Die Bundesregierung widerspricht der von Professor Thomas Olk, Mitverfasser des Kinderreports Deutschland 2004, in Focus Online aufgestellten Behauptung, dass vom 1. Januar 2005 an insgesamt 2,5 Millionen Kinder unterhalb der Armutsgrenze leben würden.

Die Bundesregierung hat mit dem Kinderzuschlag eine gezielte Förderung gering verdienender Eltern beschlossen, die zusammen mit Hartz IV am 1. Januar 2005 in Kraft treten wird. Der Kinderzuschlag wird an Eltern gezahlt, die zwar mit ihren Einkünften ihren eigenen Unterhalt bestreiten können, nicht aber den ihrer Kinder. Sie wären ohne Kinderzuschlag auf Arbeitslosengeld II angewiesen, mit Kinderzuschlag kann die Familie von ihren eigenen Einkünften leben.

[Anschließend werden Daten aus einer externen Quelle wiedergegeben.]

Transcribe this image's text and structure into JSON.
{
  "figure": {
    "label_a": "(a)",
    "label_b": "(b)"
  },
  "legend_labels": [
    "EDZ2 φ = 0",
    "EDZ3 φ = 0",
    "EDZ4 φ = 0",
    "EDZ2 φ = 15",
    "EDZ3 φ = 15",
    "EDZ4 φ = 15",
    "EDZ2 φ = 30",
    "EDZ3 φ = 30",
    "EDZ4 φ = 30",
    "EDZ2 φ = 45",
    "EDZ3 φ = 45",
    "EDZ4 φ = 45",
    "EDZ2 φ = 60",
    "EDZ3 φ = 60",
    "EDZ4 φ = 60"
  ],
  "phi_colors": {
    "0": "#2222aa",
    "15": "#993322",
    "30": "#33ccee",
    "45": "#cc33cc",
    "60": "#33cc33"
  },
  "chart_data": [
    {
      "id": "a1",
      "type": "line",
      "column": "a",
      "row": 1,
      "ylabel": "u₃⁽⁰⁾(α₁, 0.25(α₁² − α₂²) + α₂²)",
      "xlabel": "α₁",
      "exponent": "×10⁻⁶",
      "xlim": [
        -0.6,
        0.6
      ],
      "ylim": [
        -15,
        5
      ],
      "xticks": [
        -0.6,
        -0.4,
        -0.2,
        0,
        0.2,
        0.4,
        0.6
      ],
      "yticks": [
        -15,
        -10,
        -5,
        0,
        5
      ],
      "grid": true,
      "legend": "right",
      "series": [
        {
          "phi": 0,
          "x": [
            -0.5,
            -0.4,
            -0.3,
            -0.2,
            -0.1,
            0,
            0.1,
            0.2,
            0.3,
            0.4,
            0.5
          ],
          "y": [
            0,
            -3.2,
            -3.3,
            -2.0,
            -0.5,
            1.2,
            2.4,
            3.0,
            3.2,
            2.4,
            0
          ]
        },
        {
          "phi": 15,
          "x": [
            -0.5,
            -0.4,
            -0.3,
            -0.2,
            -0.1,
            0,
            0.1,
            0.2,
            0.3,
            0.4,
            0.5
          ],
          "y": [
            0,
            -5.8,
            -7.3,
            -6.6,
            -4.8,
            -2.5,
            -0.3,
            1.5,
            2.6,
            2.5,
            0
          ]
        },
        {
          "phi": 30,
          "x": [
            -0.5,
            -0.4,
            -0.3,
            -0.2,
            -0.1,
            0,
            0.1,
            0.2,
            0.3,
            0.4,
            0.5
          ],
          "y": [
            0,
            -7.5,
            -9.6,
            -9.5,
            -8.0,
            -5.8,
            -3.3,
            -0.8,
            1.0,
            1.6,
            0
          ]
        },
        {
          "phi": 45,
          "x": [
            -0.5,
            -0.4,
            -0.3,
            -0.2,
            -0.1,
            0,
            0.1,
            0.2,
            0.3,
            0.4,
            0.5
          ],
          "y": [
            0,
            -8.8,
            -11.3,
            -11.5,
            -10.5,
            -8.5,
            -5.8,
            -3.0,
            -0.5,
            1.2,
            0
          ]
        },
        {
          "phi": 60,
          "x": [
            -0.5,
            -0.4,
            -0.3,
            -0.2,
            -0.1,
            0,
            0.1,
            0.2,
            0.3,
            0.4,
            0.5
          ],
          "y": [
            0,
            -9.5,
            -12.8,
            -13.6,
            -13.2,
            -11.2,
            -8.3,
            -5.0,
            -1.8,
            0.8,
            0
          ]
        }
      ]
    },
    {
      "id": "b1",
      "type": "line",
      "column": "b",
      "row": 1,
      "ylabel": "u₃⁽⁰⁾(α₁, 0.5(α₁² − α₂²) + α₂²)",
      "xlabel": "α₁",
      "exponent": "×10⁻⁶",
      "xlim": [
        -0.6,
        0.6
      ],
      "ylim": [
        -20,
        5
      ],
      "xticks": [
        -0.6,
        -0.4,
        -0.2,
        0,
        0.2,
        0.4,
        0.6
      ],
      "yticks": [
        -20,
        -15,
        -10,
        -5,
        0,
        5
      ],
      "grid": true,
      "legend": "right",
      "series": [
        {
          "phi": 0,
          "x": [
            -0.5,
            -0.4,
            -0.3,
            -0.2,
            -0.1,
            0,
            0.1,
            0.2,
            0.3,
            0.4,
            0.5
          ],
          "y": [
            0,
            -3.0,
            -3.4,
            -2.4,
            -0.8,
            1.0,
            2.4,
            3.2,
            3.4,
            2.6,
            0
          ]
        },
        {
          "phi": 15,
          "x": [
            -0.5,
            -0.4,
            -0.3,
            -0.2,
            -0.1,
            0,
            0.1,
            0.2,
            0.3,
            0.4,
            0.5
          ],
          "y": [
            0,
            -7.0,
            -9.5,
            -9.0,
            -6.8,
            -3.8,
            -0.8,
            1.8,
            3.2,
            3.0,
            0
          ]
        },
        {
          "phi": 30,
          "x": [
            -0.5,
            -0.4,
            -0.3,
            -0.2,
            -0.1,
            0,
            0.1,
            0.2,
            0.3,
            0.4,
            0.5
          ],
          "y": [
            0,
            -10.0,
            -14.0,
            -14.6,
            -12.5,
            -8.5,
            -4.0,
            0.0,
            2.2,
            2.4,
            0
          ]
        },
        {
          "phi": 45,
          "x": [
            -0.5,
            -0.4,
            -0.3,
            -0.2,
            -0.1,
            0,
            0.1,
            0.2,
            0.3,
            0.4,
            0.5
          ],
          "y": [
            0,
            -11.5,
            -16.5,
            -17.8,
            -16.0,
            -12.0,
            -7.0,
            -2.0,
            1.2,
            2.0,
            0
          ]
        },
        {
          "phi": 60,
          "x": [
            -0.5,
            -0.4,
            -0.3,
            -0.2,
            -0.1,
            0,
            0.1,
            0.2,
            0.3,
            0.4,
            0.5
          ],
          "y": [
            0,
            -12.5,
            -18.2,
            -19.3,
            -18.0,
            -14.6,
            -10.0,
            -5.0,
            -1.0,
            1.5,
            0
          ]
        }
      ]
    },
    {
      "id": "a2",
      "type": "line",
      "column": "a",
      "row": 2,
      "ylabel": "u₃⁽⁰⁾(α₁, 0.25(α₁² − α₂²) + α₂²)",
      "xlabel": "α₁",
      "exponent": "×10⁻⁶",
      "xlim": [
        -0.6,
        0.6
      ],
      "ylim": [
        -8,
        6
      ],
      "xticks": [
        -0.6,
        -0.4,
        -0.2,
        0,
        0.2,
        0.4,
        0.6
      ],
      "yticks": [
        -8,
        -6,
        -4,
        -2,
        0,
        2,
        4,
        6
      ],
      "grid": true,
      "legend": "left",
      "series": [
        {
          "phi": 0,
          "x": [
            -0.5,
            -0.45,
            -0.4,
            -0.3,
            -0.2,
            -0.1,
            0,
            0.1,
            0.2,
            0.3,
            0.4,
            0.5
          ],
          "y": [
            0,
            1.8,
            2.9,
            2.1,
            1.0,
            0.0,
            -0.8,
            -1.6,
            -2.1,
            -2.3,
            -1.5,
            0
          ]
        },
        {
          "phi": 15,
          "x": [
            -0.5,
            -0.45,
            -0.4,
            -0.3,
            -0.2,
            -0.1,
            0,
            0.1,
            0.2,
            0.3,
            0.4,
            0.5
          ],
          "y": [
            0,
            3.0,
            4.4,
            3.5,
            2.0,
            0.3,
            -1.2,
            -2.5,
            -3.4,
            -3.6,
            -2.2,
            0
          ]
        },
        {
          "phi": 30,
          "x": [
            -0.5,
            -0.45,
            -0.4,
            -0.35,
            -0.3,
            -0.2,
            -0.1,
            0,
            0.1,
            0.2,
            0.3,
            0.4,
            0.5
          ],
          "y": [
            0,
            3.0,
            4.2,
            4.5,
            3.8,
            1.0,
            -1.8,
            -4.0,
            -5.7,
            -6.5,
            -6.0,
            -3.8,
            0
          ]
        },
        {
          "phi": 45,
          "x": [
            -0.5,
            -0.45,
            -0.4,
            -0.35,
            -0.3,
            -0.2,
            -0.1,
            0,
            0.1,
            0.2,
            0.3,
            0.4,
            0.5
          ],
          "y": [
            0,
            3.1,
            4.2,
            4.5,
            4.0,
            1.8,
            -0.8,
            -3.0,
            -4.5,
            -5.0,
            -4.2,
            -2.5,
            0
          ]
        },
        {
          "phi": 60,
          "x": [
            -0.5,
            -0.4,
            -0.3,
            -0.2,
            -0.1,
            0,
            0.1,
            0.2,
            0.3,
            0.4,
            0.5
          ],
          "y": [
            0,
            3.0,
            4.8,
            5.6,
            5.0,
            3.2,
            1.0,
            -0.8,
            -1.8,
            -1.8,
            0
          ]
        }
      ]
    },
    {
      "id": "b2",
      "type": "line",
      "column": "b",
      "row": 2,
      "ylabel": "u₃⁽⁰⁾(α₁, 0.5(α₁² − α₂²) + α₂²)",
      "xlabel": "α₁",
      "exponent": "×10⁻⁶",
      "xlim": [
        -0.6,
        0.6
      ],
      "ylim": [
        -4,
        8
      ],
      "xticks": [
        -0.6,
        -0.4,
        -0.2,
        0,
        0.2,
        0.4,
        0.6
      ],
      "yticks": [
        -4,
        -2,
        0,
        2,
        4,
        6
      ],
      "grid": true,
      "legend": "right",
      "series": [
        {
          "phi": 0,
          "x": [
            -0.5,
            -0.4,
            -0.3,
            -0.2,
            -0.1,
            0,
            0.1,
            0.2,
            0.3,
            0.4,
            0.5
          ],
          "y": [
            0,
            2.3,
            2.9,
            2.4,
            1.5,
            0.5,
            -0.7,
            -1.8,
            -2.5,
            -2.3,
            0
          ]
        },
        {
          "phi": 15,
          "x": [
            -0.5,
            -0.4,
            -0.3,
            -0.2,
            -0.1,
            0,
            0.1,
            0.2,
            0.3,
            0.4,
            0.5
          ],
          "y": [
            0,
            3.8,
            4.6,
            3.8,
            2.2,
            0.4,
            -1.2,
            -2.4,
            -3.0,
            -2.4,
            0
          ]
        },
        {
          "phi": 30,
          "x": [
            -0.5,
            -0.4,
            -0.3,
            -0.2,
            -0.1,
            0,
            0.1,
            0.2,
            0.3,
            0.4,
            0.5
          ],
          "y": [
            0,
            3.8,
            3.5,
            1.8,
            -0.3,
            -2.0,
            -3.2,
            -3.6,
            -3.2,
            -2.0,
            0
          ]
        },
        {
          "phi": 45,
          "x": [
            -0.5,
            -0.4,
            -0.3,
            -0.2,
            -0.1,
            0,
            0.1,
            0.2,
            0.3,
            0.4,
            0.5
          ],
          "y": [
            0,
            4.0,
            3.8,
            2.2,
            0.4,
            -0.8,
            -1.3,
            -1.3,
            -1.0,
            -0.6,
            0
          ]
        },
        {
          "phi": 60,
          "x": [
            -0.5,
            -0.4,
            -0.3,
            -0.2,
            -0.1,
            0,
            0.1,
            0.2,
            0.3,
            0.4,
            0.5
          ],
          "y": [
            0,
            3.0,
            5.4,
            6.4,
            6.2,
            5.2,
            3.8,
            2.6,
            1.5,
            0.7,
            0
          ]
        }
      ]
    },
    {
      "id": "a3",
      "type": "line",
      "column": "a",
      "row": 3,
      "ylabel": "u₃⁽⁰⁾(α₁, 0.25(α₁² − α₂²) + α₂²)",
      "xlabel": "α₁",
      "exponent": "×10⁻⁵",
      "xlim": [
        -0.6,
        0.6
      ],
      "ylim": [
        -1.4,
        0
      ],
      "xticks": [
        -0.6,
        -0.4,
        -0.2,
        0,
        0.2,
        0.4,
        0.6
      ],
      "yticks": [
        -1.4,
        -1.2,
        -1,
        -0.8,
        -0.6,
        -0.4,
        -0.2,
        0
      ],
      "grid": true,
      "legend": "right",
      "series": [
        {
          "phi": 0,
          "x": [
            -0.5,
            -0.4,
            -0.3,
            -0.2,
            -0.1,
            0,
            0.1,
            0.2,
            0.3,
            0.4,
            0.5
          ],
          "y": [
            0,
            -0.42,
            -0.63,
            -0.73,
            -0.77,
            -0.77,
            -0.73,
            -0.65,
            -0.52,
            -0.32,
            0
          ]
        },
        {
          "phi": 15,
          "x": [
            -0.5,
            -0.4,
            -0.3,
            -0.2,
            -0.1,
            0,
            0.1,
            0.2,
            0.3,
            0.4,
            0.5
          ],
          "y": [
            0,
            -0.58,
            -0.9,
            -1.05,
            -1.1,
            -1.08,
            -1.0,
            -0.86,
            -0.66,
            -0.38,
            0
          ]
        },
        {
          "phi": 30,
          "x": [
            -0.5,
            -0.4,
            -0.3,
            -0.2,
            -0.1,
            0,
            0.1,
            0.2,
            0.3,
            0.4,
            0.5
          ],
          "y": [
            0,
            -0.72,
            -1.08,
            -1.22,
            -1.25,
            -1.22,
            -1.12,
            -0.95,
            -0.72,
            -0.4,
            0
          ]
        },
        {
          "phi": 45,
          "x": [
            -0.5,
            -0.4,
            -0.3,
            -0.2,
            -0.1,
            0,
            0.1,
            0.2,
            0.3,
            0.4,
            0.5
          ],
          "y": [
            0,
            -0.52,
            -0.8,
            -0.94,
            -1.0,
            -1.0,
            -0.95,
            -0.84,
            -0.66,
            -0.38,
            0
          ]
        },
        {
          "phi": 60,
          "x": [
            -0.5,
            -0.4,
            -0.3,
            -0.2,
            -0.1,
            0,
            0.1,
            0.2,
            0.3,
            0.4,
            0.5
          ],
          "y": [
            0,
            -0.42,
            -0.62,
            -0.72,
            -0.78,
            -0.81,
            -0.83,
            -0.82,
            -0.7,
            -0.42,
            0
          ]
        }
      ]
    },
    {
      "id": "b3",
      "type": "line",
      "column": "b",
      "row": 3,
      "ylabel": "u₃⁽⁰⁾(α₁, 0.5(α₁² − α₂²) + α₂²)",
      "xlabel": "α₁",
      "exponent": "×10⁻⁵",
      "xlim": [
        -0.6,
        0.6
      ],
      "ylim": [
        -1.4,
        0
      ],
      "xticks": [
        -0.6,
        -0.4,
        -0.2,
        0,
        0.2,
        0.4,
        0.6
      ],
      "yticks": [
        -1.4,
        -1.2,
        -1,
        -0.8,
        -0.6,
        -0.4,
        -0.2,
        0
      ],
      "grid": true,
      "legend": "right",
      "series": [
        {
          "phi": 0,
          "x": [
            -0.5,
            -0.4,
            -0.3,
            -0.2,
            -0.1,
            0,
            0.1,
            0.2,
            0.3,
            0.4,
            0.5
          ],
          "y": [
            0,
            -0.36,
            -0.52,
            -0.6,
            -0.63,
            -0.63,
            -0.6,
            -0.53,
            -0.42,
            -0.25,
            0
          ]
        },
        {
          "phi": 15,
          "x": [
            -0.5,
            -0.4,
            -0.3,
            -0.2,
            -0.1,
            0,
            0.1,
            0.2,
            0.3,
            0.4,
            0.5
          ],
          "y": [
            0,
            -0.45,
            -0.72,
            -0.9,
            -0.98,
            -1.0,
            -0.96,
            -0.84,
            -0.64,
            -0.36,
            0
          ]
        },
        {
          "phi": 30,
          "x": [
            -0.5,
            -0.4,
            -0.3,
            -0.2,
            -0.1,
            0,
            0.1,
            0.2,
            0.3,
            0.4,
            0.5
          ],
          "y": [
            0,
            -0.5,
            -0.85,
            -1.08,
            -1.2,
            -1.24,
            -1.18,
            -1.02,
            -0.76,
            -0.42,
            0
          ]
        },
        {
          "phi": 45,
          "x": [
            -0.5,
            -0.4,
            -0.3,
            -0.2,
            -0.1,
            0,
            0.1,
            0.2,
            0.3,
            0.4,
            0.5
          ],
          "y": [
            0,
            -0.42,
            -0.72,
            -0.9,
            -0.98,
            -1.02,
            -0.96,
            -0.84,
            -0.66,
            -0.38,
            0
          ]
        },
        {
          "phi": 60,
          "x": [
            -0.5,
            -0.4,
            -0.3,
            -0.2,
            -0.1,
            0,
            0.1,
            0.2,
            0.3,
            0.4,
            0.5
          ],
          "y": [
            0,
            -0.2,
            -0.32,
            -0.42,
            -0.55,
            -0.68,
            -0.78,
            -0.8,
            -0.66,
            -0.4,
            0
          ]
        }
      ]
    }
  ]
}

Der Kinderzuschlag kann monatlich bis zu 140 Euro je Kind betragen. Zusammen mit dem Kindergeld von monatlich 154 Euro und gegebenenfalls zusätzlich Wohngeld deckt er den durchschnittlichen Bedarf von Kindern, so die Bundesregierung.

Das Bundesfamilienministerium hat am vergangenen Samstag darauf hingewiesen, dass der Kinderzuschlag schriftlich beantragt werden muss. Antragsformulare sind im Internet (www.kinderzuschlag.de) oder bei den Familienkassen der örtlich zuständigen Agenturen für Arbeit erhältlich.